Gianni Infantino Hadapi Tekanan Mundur dari Presiden FIFA karena Kontroversi Hak Komersial
FajarBali.co.id Gianni Infantino menghadapi tekanan untuk mundur dari jabatan Presiden FIFA setelah rencananya menjual sebagian hak komersial Piala Dunia kepada investor swasta memicu kontroversi, dilansir dari Bola.
Apabila tidak mundur dalam beberapa pekan atau bulan ke depan, masa jabatan Infantino akan tetap menjadi sorotan menjelang pemilihan Presiden FIFA pada 2027. Hingga kini belum ada kandidat resmi yang menyatakan menantangnya, sementara dalam pemilihan 2019 dan 2023 Infantino terpilih tanpa lawan.
Infantino, berusia 56 tahun, mengambil alih posisi Presiden FIFA dari Sepp Blatter setelah skandal korupsi pada 2015. Ia juga mengubah aturan yang memungkinkan dirinya mencalonkan diri untuk masa jabatan keempat dan berpotensi memimpin FIFA hingga 2031.

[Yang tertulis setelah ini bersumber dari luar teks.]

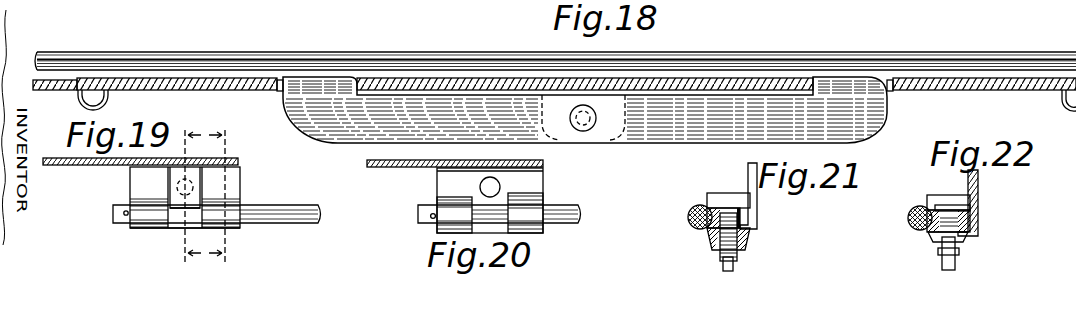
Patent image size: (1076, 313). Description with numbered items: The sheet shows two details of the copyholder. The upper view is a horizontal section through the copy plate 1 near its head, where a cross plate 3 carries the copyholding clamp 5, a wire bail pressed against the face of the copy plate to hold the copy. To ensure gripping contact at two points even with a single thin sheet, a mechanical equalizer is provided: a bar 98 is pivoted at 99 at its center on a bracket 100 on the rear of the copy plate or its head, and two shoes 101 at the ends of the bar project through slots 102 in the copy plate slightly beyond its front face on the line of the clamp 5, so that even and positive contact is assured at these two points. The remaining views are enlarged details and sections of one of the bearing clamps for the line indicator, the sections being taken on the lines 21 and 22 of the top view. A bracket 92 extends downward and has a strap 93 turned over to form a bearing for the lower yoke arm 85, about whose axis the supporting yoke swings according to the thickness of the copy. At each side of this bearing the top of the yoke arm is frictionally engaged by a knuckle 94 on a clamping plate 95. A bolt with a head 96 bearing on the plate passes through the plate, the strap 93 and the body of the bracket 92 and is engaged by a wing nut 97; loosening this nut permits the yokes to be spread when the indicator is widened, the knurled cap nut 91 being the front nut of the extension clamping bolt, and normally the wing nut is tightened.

In FIG. 18, the copy plate 1 is at (214, 80).
In FIG. 18, the cross plate 3 is at (168, 87).
In FIG. 18, the copyholding clamp 5 is at (703, 62).
In FIG. 18, the bar 98 is at (368, 130).
In FIG. 18, the shoes 101 is at (323, 82).
In FIG. 18, the slots 102 is at (279, 92).
In FIG. 18, the bracket 100 is at (540, 106).
In FIG. 18, the pivot 99 is at (596, 117).
In FIG. 19, the bracket 92 is at (130, 190).
In FIG. 20, the bracket 92 is at (437, 190).
In FIG. 21, the bracket 92 is at (748, 196).
In FIG. 22, the bracket 92 is at (979, 221).
In FIG. 19, the clamping plate 95 is at (239, 174).
In FIG. 20, the clamping plate 95 is at (536, 188).
In FIG. 21, the clamping plate 95 is at (707, 231).
In FIG. 19, the bolt head 96 is at (196, 166).
In FIG. 21, the bolt head 96 is at (735, 196).
In FIG. 22, the bolt head 96 is at (952, 202).
In FIG. 19, the knuckle 94 is at (233, 207).
In FIG. 20, the knuckle 94 is at (531, 218).
In FIG. 22, the knuckle 94 is at (927, 207).
In FIG. 19, the yoke arm 85 is at (298, 211).
In FIG. 20, the yoke arm 85 is at (579, 218).
In FIG. 21, the yoke arm 85 is at (689, 218).
In FIG. 22, the yoke arm 85 is at (907, 217).
In FIG. 19, the strap 93 is at (178, 222).
In FIG. 21, the strap 93 is at (698, 204).
In FIG. 22, the strap 93 is at (970, 208).
In FIG. 19, the section line 21— 21 is at (186, 192).
In FIG. 19, the section line 22— 22 is at (223, 193).
In FIG. 21, the knurled cap nut 91 is at (746, 240).
In FIG. 22, the wing nut 97 is at (937, 237).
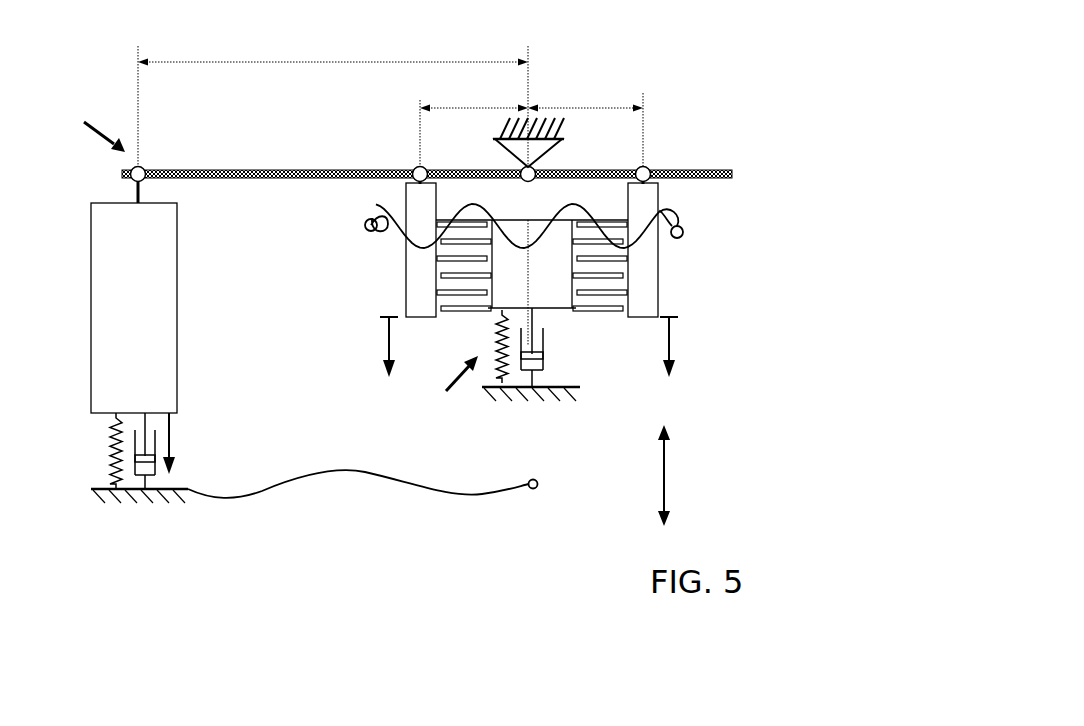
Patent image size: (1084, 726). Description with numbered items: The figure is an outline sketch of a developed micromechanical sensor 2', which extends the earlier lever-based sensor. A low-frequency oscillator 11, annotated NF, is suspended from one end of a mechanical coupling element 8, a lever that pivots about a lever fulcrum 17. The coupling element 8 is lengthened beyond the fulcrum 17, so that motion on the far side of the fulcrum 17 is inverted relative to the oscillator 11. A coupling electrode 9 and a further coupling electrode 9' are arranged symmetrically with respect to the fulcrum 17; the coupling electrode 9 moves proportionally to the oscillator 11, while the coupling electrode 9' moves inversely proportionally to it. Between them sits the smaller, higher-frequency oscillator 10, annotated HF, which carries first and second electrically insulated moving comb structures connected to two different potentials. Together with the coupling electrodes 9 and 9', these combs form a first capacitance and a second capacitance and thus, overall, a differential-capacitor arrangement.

The developed micromechanical sensor 2' is at (421, 266).
The mechanical coupling element 8 is at (240, 170).
The coupling electrode 9 is at (381, 248).
The further coupling electrode 9' is at (710, 241).
The oscillator 10 is at (553, 223).
The oscillator 11 is at (177, 243).
The lever fulcrum 17 is at (535, 163).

Di tengah polemik tersebut, penasihat senior FIFA, Carlos Cordeiro, memilih mundur. UEFA disebut tengah mempersiapkan kandidat untuk menantang Infantino pada pemilihan tahun depan.
Presiden UEFA, Aleksander Ceferin, menjadi salah satu kandidat potensial. Ceferin beberapa kali berselisih dengan FIFA dan menyuarakan kritik, termasuk soal pembatalan kartu merah Folarin Balogun. Ia bahkan tidak menghadiri final Piala Dunia 2026, meski Spanyol tampil di laga tersebut.
"Saya bersedia maju apabila memang dibutuhkan dan tidak ada kandidat lain," ujar Ceferin, yang nyaman memimpin UEFA sejak 2016 dan diperkirakan melanjutkan masa jabatannya hingga 2031.
Presiden Paris Saint-Germain, Nasser Al Khelaifi, juga disebut berpeluang menantang Infantino. Selain memimpin PSG, ia juga memimpin European Football Clubs dan dikenal menentang pembentukan Liga Super Eropa pada 2021. Namun, perwakilannya menegaskan Al Khelaifi tidak memiliki ambisi menjadi Presiden FIFA.
Mantan manajer Arsenal dan Kepala Pengembangan Sepak Bola Global FIFA, Arsene Wenger, juga masuk daftar kandidat. Dengan pengalaman panjang dan posisinya di FIFA, Wenger dinilai memiliki peluang jika mendapat dukungan cukup.
Presiden Concacaf, Victor Montagliani, juga disebut sebagai kandidat potensial. Masa jabatannya sebagai Presiden Concacaf akan berakhir tahun depan, dan ia sedang mengupayakan masa jabatan berikutnya, namun ada kemungkinan maju dalam pemilihan Presiden FIFA.
Presiden Konfederasi Sepak Bola Asia (AFC), Salman bin Ibrahim Al Khalifa, juga termasuk yang disebut kandidat. AFC menolak rencana penjualan hak komersial Piala Dunia. Salman yang juga Wakil Presiden Senior Dewan FIFA, mengkritik langkah Infantino dan akan menghadapi pemilihan di konfederasinya bersamaan dengan pemilihan Presiden FIFA.